Plaster and phosphoplaster

Plaster is Inovamat’s main raw material. The company, however, has found in phosphoplaster, a substance that derives from a rock that has been subjected to a chemical reaction, an important ally in its research.
Brazil’s annual production of phosphoplaster, which can derive, for instance, from the production of ammonium phosphate for agriculture or bicalcic phosphate for animal feed, reaches 5.4 million tons, and may be converted into Novogesso, thus becoming useful in the civil construction market.

Cement and Novogesso

Cement has been used for centuries in civil construction to lay down bricks. But the manufacture of cement generates carbonic gas in excess, and is one of the main causes of global heating. Souza, Sr. explains: “Each ton of cement generates another ton of CO2. This amount is second only to the amount generated by all the automobiles in the world. Thus we have to find ways for either improving cement or not needing to use it.”
Plaster, on the other hand, is abundant in many regions of the Earth, and, thanks to its very nature, may be converted into ecological, recyclable, non-polluting materials. In addition, it’s non-combustible and has extremely high productivity.
Inovamat wants to develop a complete building technique, in which even the roof’s wood beams are replaced by its product. “That’s going to prevent deforestation,” imagines the company’s president.
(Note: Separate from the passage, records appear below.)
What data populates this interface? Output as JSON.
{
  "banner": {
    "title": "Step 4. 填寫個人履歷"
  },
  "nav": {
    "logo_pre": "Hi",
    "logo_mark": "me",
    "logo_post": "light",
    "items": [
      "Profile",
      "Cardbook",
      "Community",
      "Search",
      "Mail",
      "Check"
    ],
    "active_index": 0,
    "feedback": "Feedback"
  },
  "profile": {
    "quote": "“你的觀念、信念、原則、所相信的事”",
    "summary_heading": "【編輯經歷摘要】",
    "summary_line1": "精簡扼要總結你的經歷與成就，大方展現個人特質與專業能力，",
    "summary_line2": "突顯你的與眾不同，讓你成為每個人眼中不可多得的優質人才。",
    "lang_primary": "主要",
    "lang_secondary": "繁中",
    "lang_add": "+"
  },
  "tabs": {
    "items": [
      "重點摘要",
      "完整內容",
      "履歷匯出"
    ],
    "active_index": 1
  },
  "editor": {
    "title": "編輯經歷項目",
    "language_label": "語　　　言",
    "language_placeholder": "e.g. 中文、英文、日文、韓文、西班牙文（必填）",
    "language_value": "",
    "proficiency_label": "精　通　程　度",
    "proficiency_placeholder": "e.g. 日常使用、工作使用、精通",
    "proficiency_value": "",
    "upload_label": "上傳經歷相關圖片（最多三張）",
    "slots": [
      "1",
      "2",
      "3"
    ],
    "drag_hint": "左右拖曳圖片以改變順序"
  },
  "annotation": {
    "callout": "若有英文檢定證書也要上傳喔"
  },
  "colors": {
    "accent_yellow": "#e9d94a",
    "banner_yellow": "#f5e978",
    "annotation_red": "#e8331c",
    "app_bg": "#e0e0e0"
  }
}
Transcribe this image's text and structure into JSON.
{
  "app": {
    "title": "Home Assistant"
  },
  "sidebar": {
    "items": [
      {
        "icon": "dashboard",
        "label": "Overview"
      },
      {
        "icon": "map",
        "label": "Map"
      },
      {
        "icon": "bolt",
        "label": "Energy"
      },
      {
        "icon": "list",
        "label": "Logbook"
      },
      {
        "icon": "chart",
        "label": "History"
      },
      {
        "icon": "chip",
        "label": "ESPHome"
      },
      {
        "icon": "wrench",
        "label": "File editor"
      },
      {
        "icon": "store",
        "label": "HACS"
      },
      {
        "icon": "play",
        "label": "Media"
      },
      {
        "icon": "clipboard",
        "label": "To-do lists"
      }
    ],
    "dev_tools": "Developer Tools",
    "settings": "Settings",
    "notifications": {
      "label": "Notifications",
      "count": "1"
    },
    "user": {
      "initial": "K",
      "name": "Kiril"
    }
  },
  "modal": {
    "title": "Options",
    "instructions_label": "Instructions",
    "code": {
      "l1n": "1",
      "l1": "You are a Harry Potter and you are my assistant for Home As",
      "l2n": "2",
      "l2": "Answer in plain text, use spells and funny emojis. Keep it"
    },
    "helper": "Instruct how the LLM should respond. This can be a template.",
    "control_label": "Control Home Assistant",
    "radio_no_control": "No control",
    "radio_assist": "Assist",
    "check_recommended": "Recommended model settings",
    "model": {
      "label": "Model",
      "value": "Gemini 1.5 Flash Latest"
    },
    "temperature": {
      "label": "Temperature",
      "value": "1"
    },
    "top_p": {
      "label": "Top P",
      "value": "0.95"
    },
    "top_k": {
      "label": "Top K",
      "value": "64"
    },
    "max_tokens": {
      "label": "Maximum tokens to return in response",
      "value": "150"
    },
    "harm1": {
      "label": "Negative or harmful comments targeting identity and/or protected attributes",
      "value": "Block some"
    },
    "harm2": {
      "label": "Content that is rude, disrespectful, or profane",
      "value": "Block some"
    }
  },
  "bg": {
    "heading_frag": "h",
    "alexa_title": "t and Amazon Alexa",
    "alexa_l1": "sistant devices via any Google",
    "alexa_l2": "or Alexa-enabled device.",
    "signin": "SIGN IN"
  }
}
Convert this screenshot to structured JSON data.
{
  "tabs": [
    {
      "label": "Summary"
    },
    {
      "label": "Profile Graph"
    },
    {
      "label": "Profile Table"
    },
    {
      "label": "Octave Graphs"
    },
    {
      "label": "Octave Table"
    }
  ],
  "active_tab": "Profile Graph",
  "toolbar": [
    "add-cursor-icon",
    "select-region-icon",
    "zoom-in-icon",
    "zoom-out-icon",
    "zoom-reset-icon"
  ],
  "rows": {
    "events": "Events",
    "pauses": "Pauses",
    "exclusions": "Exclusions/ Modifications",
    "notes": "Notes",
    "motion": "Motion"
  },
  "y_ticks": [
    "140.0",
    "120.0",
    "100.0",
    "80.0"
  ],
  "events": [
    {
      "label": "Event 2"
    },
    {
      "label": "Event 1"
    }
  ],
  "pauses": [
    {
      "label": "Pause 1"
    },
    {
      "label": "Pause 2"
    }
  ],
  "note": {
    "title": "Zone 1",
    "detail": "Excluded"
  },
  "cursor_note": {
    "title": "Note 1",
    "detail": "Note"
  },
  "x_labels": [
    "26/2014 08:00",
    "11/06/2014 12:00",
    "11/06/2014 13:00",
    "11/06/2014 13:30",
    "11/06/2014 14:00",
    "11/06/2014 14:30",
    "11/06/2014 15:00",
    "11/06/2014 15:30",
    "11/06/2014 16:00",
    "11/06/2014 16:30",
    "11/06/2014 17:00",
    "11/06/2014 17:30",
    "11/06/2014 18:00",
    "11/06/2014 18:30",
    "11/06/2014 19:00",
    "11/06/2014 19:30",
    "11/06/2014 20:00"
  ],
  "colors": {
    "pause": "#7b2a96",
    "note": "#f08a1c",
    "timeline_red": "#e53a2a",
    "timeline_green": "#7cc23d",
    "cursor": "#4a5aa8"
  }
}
After PIPE: patents and PITE

Souza, Sr. believes his invention will help solve problems such as Brazil’s housing deficit, thanks to the swiftness in which the houses can be built and the low cost in all building stages. “Labor is a problem for the civil construction industry. Construction companies want something that works like a Lego. That’s what we’re going to do. We have large potential customers and contacts with big construction companies all over the country,” he says.

Today the company survives by offering consulting services and research in engineering of materials such as silica, cellulose, fertilizers, cement, plaster and phosphoplaster, its credibility reinforced by the patents it has already deposited both in Brazil and abroad thanks to Novogesso. According to its owners, the only reason Inovamat hasn’t become an important player in the civil engineering market with Novogesso yet is because it still doesn’t have equipment capable of producing the pieces in large scale. “We can’t sell just five or ten bricks for a building. We must sell thousands of them,” points out Rosseto. “We’ve got the technology, but not the resources,” he says.

Funding for PIPE’s Phase II ended in December. In order to move on, the company has decided to apply for another Fapesp loan, this time through the Programa de Parceria para Inovações Tecnológicas (Partnership for Technological Innovation Program, PITE). Inovamat’s idea is to get the necessary funds for the equipment for large scale production, which it is also developing. These machines will manufacture the plates that will be used in walls, floors and ceilings, as well as the Novogesso bricks. Fapesp is already examining the request.

In spite of the product’s scientific success, the company wants to conquer the market and make a profit with its innovation. “Inovamat wants to sell the Novogesso technology to whoever wants it. But in order to do that we’ll need Fapesp’s support, or else we may die,” says Souza, Sr.